There is something to be said though about being able to see, touch, and feel that $3 tchotchke in the store rather than downloading an app with no idea of it's depth or quality (unless there is a brand reputation already).

I think there's something primal about touching/seeing something before buying, and I haven't seen anything digital that even comes close to this sense of grokking the whole thing you're buying in a few seconds/a minute of physical inspection.

I'm curious what the difference is (if any) in effect of the GBB pricing model in a store front versus online marketplace.


"if each site begins charging, using a news aggregator is going to be a very expensive proposition"

Yes, it could be, but that won't happen unless the act of publishing gets regulated (like in China, where even bloggers have to (or will have to) have publishing licenses) and forced upon an artificial asking price.


Tangible objects provide a higher sense of gratification, I suppose. $10-15 USD for a single, one-time, movie ticket or $1-5 dollars for a phone application.

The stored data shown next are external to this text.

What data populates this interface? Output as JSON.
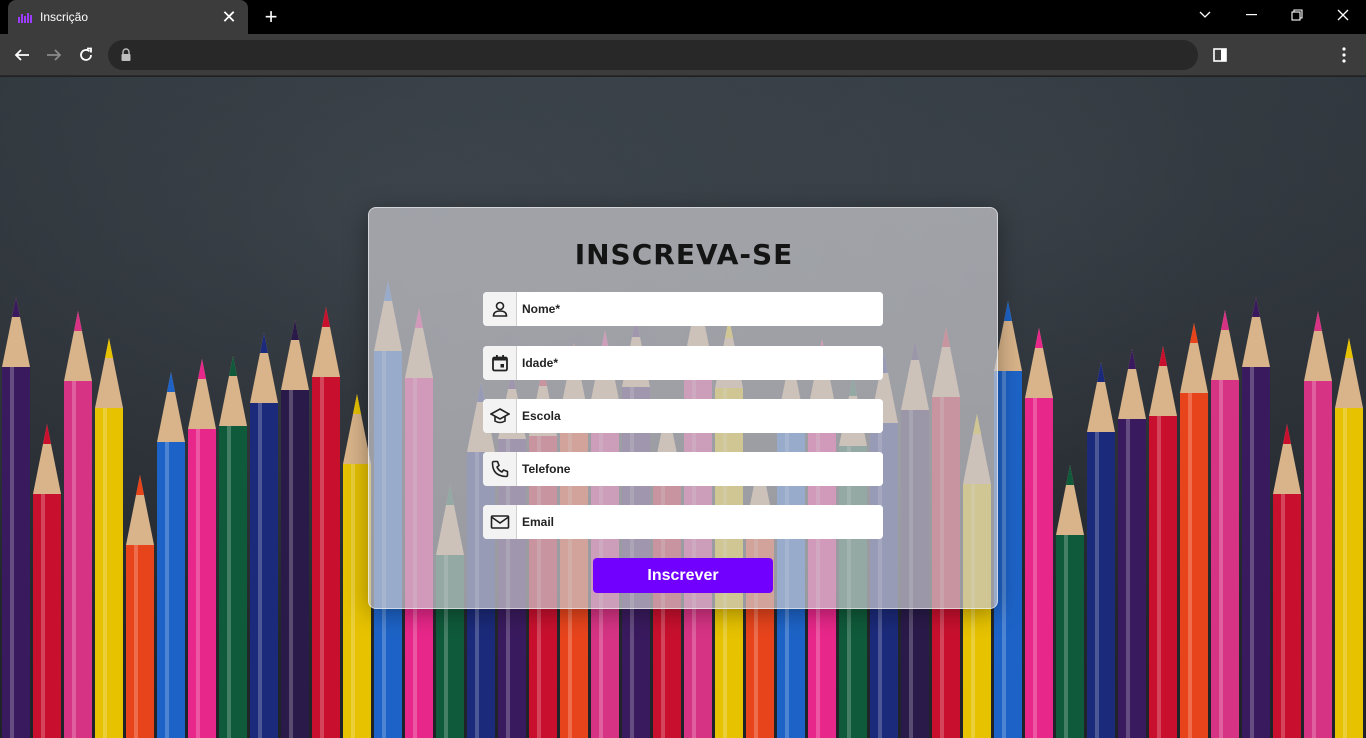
{
  "browser": {
    "tab_title": "Inscrição",
    "new_tab_symbol": "+",
    "close_symbol": "✕",
    "favicon_color": "#9b3cff"
  },
  "page": {
    "heading": "INSCREVA-SE",
    "fields": [
      {
        "icon": "user-icon",
        "placeholder": "Nome*"
      },
      {
        "icon": "calendar-icon",
        "placeholder": "Idade*"
      },
      {
        "icon": "graduation-cap-icon",
        "placeholder": "Escola"
      },
      {
        "icon": "phone-icon",
        "placeholder": "Telefone"
      },
      {
        "icon": "mail-icon",
        "placeholder": "Email"
      }
    ],
    "submit_label": "Inscrever",
    "accent_color": "#7100ff"
  }
}
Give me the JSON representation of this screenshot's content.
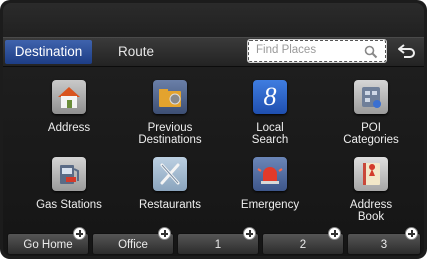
{
  "tabs": {
    "destination_label": "Destination",
    "route_label": "Route"
  },
  "search": {
    "placeholder": "Find Places",
    "icon": "search-icon"
  },
  "back_icon": "back-arrow-icon",
  "menu": [
    {
      "label_line1": "Address",
      "label_line2": "",
      "icon": "house-icon"
    },
    {
      "label_line1": "Previous",
      "label_line2": "Destinations",
      "icon": "folder-flag-icon"
    },
    {
      "label_line1": "Local",
      "label_line2": "Search",
      "icon": "google-icon",
      "icon_text": "8"
    },
    {
      "label_line1": "POI",
      "label_line2": "Categories",
      "icon": "poi-categories-icon"
    },
    {
      "label_line1": "Gas Stations",
      "label_line2": "",
      "icon": "gas-pump-icon"
    },
    {
      "label_line1": "Restaurants",
      "label_line2": "",
      "icon": "fork-knife-icon"
    },
    {
      "label_line1": "Emergency",
      "label_line2": "",
      "icon": "emergency-siren-icon"
    },
    {
      "label_line1": "Address",
      "label_line2": "Book",
      "icon": "address-book-icon"
    }
  ],
  "presets": [
    {
      "label": "Go Home"
    },
    {
      "label": "Office"
    },
    {
      "label": "1"
    },
    {
      "label": "2"
    },
    {
      "label": "3"
    }
  ],
  "colors": {
    "active_tab": "#2a4c97",
    "background": "#151515"
  }
}
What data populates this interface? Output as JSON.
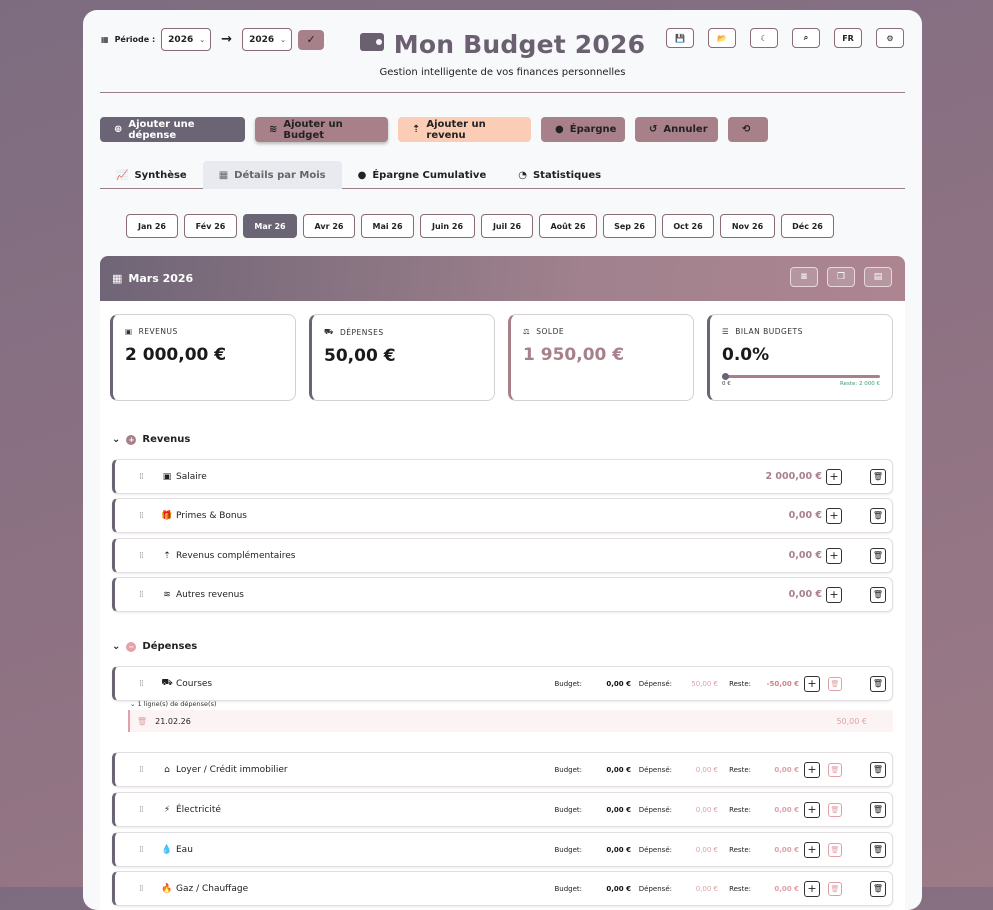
{
  "header": {
    "period_label": "Période :",
    "year_from": "2026",
    "year_to": "2026",
    "title": "Mon Budget 2026",
    "subtitle": "Gestion intelligente de vos finances personnelles",
    "lang": "FR"
  },
  "actions": {
    "add_expense": "Ajouter une dépense",
    "add_budget": "Ajouter un Budget",
    "add_income": "Ajouter un revenu",
    "savings": "Épargne",
    "cancel": "Annuler"
  },
  "tabs": [
    "Synthèse",
    "Détails par Mois",
    "Épargne Cumulative",
    "Statistiques"
  ],
  "months": [
    "Jan 26",
    "Fév 26",
    "Mar 26",
    "Avr 26",
    "Mai 26",
    "Juin 26",
    "Juil 26",
    "Août 26",
    "Sep 26",
    "Oct 26",
    "Nov 26",
    "Déc 26"
  ],
  "panel": {
    "title": "Mars 2026",
    "stats": {
      "revenus_label": "REVENUS",
      "revenus_value": "2 000,00 €",
      "depenses_label": "DÉPENSES",
      "depenses_value": "50,00 €",
      "solde_label": "SOLDE",
      "solde_value": "1 950,00 €",
      "bilan_label": "BILAN BUDGETS",
      "bilan_value": "0.0%",
      "bilan_progress_pct": 0,
      "bilan_left": "0 €",
      "bilan_right": "Reste: 2 000 €"
    },
    "revenus_title": "Revenus",
    "revenus": [
      {
        "label": "Salaire",
        "amount": "2 000,00 €"
      },
      {
        "label": "Primes & Bonus",
        "amount": "0,00 €"
      },
      {
        "label": "Revenus complémentaires",
        "amount": "0,00 €"
      },
      {
        "label": "Autres revenus",
        "amount": "0,00 €"
      }
    ],
    "depenses_title": "Dépenses",
    "field_labels": {
      "budget": "Budget:",
      "spent": "Dépensé:",
      "left": "Reste:"
    },
    "depenses": [
      {
        "label": "Courses",
        "budget": "0,00 €",
        "spent": "50,00 €",
        "left": "-50,00 €"
      },
      {
        "label": "Loyer / Crédit immobilier",
        "budget": "0,00 €",
        "spent": "0,00 €",
        "left": "0,00 €"
      },
      {
        "label": "Électricité",
        "budget": "0,00 €",
        "spent": "0,00 €",
        "left": "0,00 €"
      },
      {
        "label": "Eau",
        "budget": "0,00 €",
        "spent": "0,00 €",
        "left": "0,00 €"
      },
      {
        "label": "Gaz / Chauffage",
        "budget": "0,00 €",
        "spent": "0,00 €",
        "left": "0,00 €"
      }
    ],
    "courses_lines_toggle": "1 ligne(s) de dépense(s)",
    "courses_line": {
      "date": "21.02.26",
      "amount": "50,00 €"
    }
  }
}
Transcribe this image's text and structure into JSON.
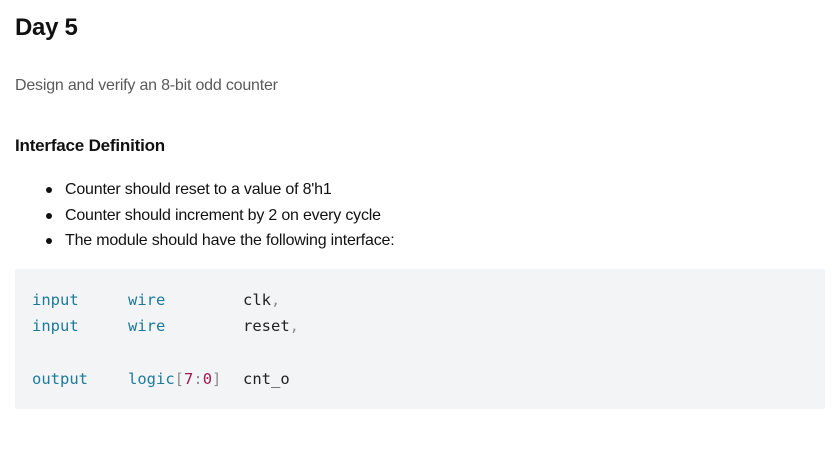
{
  "title": "Day 5",
  "subtitle": "Design and verify an 8-bit odd counter",
  "section_heading": "Interface Definition",
  "bullets": [
    "Counter should reset to a value of 8'h1",
    "Counter should increment by 2 on every cycle",
    "The module should have the following interface:"
  ],
  "code": {
    "lines": [
      {
        "direction": "input",
        "type": "wire",
        "name": "clk",
        "trail": ","
      },
      {
        "direction": "input",
        "type": "wire",
        "name": "reset",
        "trail": ","
      },
      {
        "direction": "output",
        "type_base": "logic",
        "range_open": "[",
        "range_msb": "7",
        "range_sep": ":",
        "range_lsb": "0",
        "range_close": "]",
        "name": "cnt_o"
      }
    ]
  },
  "colors": {
    "keyword": "#1f7a9a",
    "identifier": "#222222",
    "punctuation": "#8f8f8f",
    "number": "#9c1c52",
    "code_background": "#f2f4f6",
    "subtitle": "#5a5a5a"
  }
}
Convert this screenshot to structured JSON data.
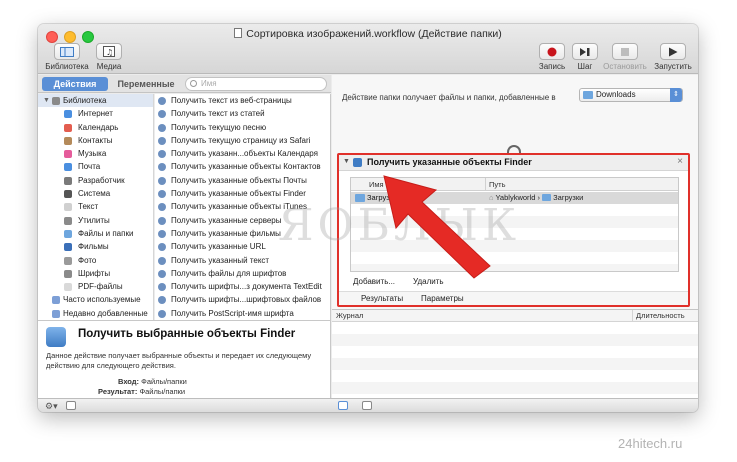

And then there's the whole micro payment economy which is another thing.


You may also enjoy reading about how airline pricing works. It doesn't have an emotional component, but they get away with charging wildly different prices for the same service by having prices fluctuate on a day-to-day basis and some other tricks. It's sort of a "people who can pay, will pay" model, where they can gather from a larger chunk of the demand curve.


I think this is modern tech poking it's holes in our economic model. I know that it costs $some_amount_of_money to make a batch of beer. But there's only so much of it. Sure someone can make another batch, but that costs another $some_amount_of_money.

It also costs $some_amount_of_money to make digital media, yet once created, it can be duplicated indefinitely for free.

At least, that's what always hangs out in the back of my mind.